Step 1: Make sure that PySpark is installed

Firstly, ensure that PySpark is installed in your environment. If not, you can install it using using the Python Package Installer (PIP) or the Anaconda Package Manager.

You can ensure that PySpark is installed by running the following command:

pip list | findstr PySpark

Then if PySpark is not installed use pip install:

pip install PySpark

Note: Failing to install the PySpark package will result in a ModuleNotFound error.

Step 2: Initialize a Spark session

Before using PySpark, a session has to be initialized:

from pyspark.sql import SparkSession

Step 3: Create a Python dictionary

Next, we will define a simple Python dictionary, in our case, made of employee related data:

employee_data = {
    'employee_id': [11, 12, 13],
    'employee_name': ['Juan Perez', 'Ana Gomez', 'Carlos Ruiz'],
    'department': ['Finance', 'Marketing', 'HR]
    }

Step 4: Create a DataFrame

Now, we will construct a DataFrame using the following code:

# Convert the dictionary values to tuples representing the rows
employee_tuples = list(zip(employee_data['employee_id'], employee_data['employee_name'], employee_data['department']))

# Define the column names
columns = ['employee_id', 'employee_name', 'department']

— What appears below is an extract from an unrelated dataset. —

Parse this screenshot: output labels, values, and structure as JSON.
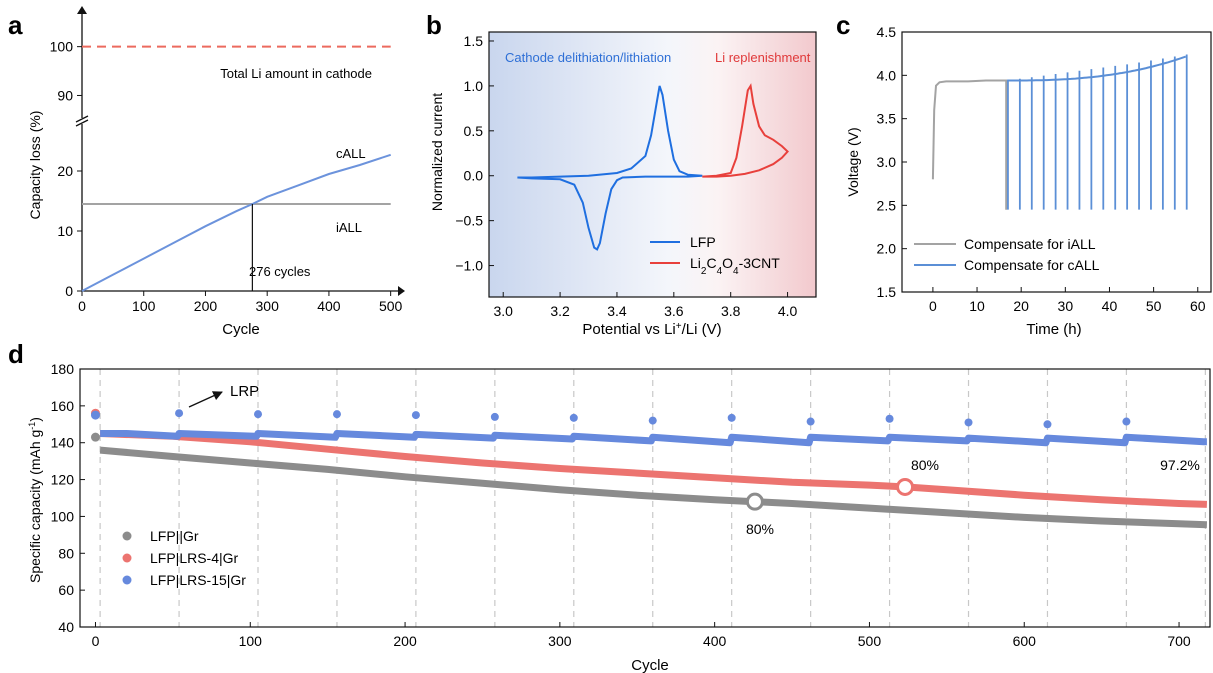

# Create a DataFrame directly using the list of tuples and the column names
employee_df = spark_session.createDataFrame(employee_tuples, schema=columns)

employee_df.show()

Note:

  • I used the statement list(zip(*employee_data.values())) to convert the dictionary values into a list of tuples where each tuple represents a new row in our PySpark DataFrame.
  • The PySpark createDataFrame() method constructs the DataFrame using the provided data and sand column names.

FAQ:

Can i create a PySpark frame with nested dictionaries?

Yes, PySpark can process nested dictionaries.

  • First, define a schema that matches the nested structure using StructType and StructField modules. Note that you will need to import those modules into your code before invoking them.
from pyspark.sql.types import StructType, StructField
  • Your next step is to convert nested dictionaries to a list of Row objects with matching nested Row objects.
  • Last, make use of the createDataFrame() function along with the defined schema to create the DataFrame.